The United States has historically played an important role in promoting democracy to countries across the globe. But is the role of the U.S. as a leading advocate for democracy now diminished following the recent U.S. election and mob attack on the U.S. Capitol?
This panel features democracy activists from around the world, all of whom are graduates of the Draper Hills Program at the Center for Democracy, Development and the Rule of Law. In a discussion moderated by Professor Francis Fukuyama, they will offer their perspectives on the need for democracy promotion in their home countries at the current moment, particularly what role the new Biden administration could constructively play. Professor Michael McFaul’s recent series of articles, in American Purpose, an online magazine recently launched by Professor Fukuyama, about the need for democracy promotion, will be the starting point for the discussion.

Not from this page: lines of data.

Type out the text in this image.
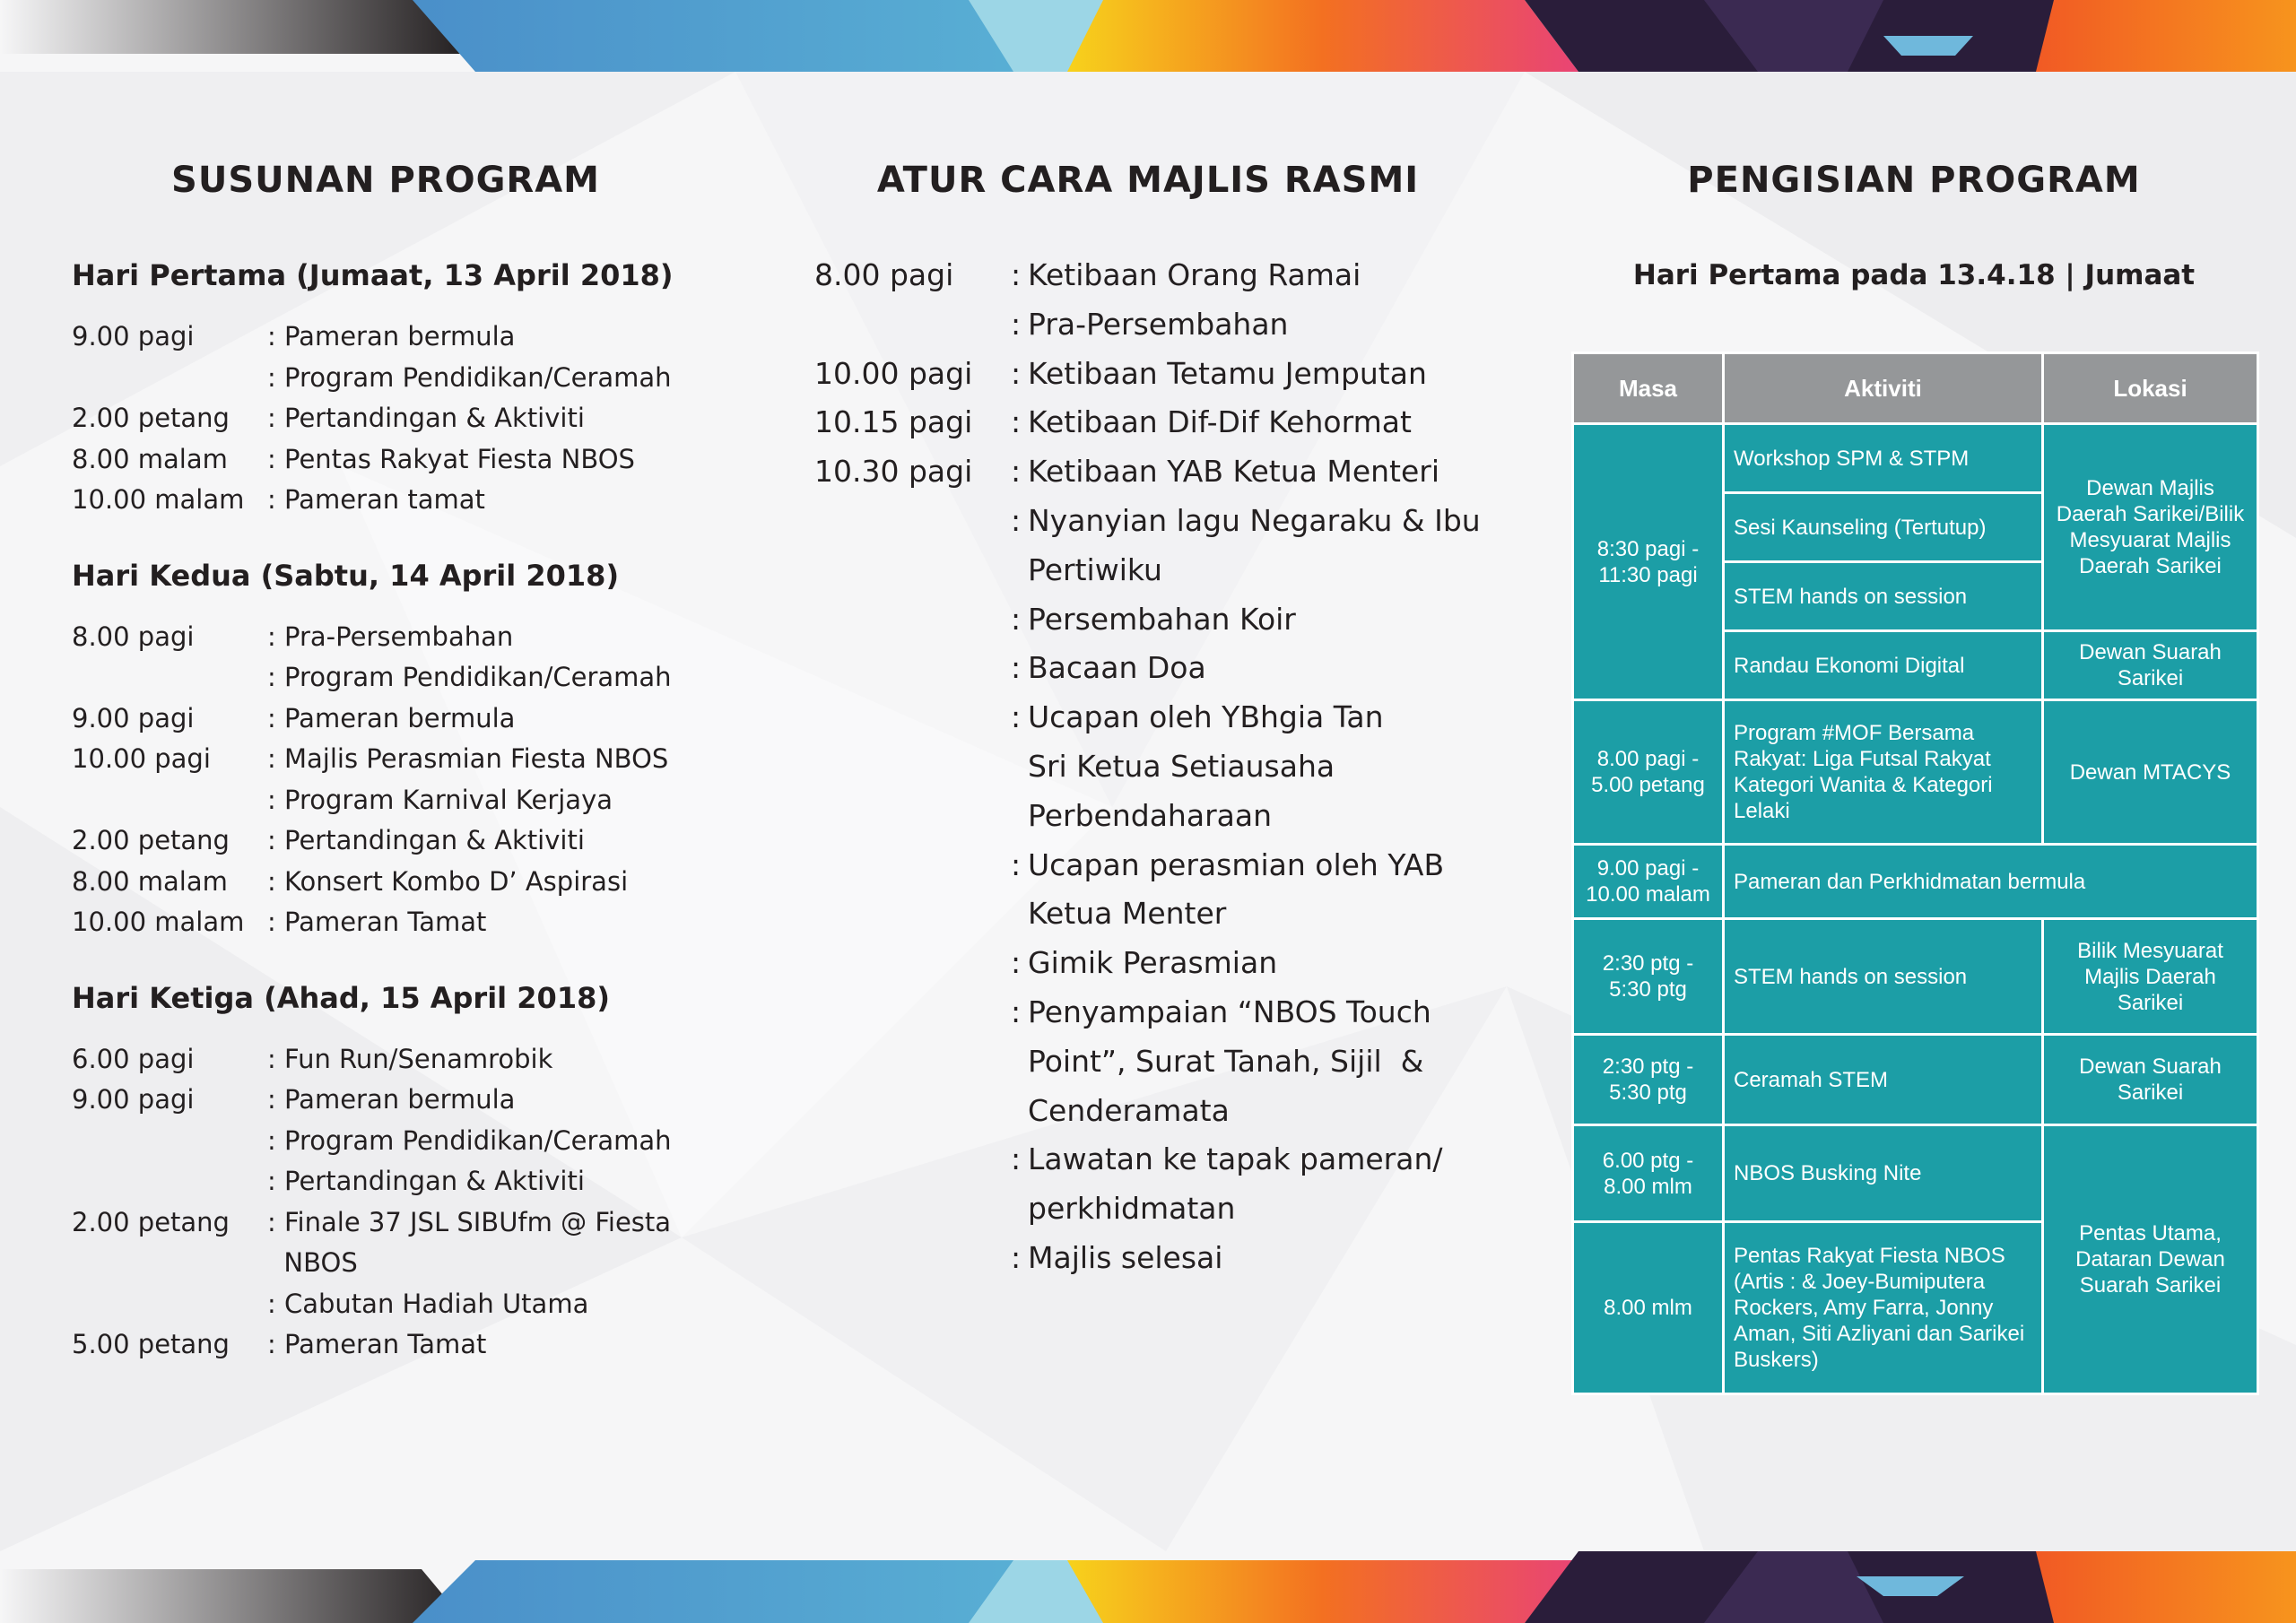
SUSUNAN PROGRAM
Hari Pertama (Jumaat, 13 April 2018)
9.00 pagi	: Pameran bermula
: Program Pendidikan/Ceramah
2.00 petang	: Pertandingan & Aktiviti
8.00 malam	: Pentas Rakyat Fiesta NBOS
10.00 malam : Pameran tamat
Hari Kedua (Sabtu, 14 April 2018)
8.00 pagi	: Pra-Persembahan
: Program Pendidikan/Ceramah
9.00 pagi	: Pameran bermula
10.00 pagi	: Majlis Perasmian Fiesta NBOS
: Program Karnival Kerjaya
2.00 petang	: Pertandingan & Aktiviti
8.00 malam	: Konsert Kombo D’ Aspirasi
10.00 malam : Pameran Tamat
Hari Ketiga (Ahad, 15 April 2018)
6.00 pagi	: Fun Run/Senamrobik
9.00 pagi	: Pameran bermula
: Program Pendidikan/Ceramah
: Pertandingan & Aktiviti
2.00 petang	: Finale 37 JSL SIBUfm @ Fiesta
NBOS
: Cabutan Hadiah Utama
5.00 petang	: Pameran Tamat
ATUR CARA MAJLIS RASMI
8.00 pagi	: Ketibaan Orang Ramai
: Pra-Persembahan
10.00 pagi	: Ketibaan Tetamu Jemputan
10.15 pagi	: Ketibaan Dif-Dif Kehormat
10.30 pagi	: Ketibaan YAB Ketua Menteri
: Nyanyian lagu Negaraku & Ibu
Pertiwiku
: Persembahan Koir
: Bacaan Doa
: Ucapan oleh YBhgia Tan
Sri Ketua Setiausaha
Perbendaharaan
: Ucapan perasmian oleh YAB
Ketua Menter
: Gimik Perasmian
: Penyampaian “NBOS Touch
Point”, Surat Tanah, Sijil  &
Cenderamata
: Lawatan ke tapak pameran/
perkhidmatan
: Majlis selesai
PENGISIAN PROGRAM
Hari Pertama pada 13.4.18 | Jumaat
Masa	Aktiviti	Lokasi
8:30 pagi - 11:30 pagi	Workshop SPM & STPM	Dewan Majlis Daerah Sarikei/Bilik Mesyuarat Majlis Daerah Sarikei
	Sesi Kaunseling (Tertutup)	
	STEM hands on session	
	Randau Ekonomi Digital	Dewan Suarah Sarikei
8.00 pagi - 5.00 petang	Program #MOF Bersama Rakyat: Liga Futsal Rakyat Kategori Wanita & Kategori Lelaki	Dewan MTACYS
9.00 pagi - 10.00 malam	Pameran dan Perkhidmatan bermula	
2:30 ptg - 5:30 ptg	STEM hands on session	Bilik Mesyuarat Majlis Daerah Sarikei
2:30 ptg - 5:30 ptg	Ceramah STEM	Dewan Suarah Sarikei
6.00 ptg - 8.00 mlm	NBOS Busking Nite	Pentas Utama, Dataran Dewan Suarah Sarikei
8.00 mlm	Pentas Rakyat Fiesta NBOS (Artis : & Joey-Bumiputera Rockers, Amy Farra, Jonny Aman, Siti Azliyani dan Sarikei Buskers)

Kondo Moussa, Class of 2018, Mali - Director Accountability Lab Mali . Kondo founded and runs the Mali chapter of the Accountability Lab, a U.S.-based nonprofit that promotes public accountability in six African and Asian countries. Rather than condemning corrupt leaders, it works to boost the influence of their honest counterparts, running grassroots “Integrity Idol” campaigns to celebrate their good work.
Mohamad Najem, Class of 2019, Lebanon - Mohamad is the executive director of the Beirut–based digital rights organization Social Media Exchange (SMEX), the Middle East and North Africa’s leading digital rights research and policy advocacy organization. His work includes local and regional advocacy campaigns, research on privacy, data protection, and freedom of expression.
Shaili Chopra, Class of 2019, India - An Indian journalist turned entrepreneur whose work is focused on championing real women and their stories across India. Chopra is the founder of SheThePeople.TV, India's only women's channel. SheThePeople.TV is a form of digital democracy where women get to choose, speak up, and set the agenda.
Anna Dobrovolskaya Class of 2019, Russia – is a human rights activist based in Moscow, serving as the executive director of the Memorial Human Rights Center (MHRC). The Center is the biggest Russian human rights NGO, working to provide legal aid and consultation for refugees and asylum seekers, monitoring human rights violations in post-conflict zones and advocating for a human-rights based approach in fighting terrorism; as well as raising awareness about politically-motivated repression in Russia and maintains its own list of political prisoners. Dobrovolskaya’s areas of expertise include human rights education and awareness-raising activities and programs for young people and activists since 2008. She is a member of the Council of Europe pool of trainers. Her work currently lies in NGO management and providing consultancy to various human rights groups and initiatives. Anna was the author of the first Russian play about the life of human rights defenders, which is being performed in Teatr.doc since 2017.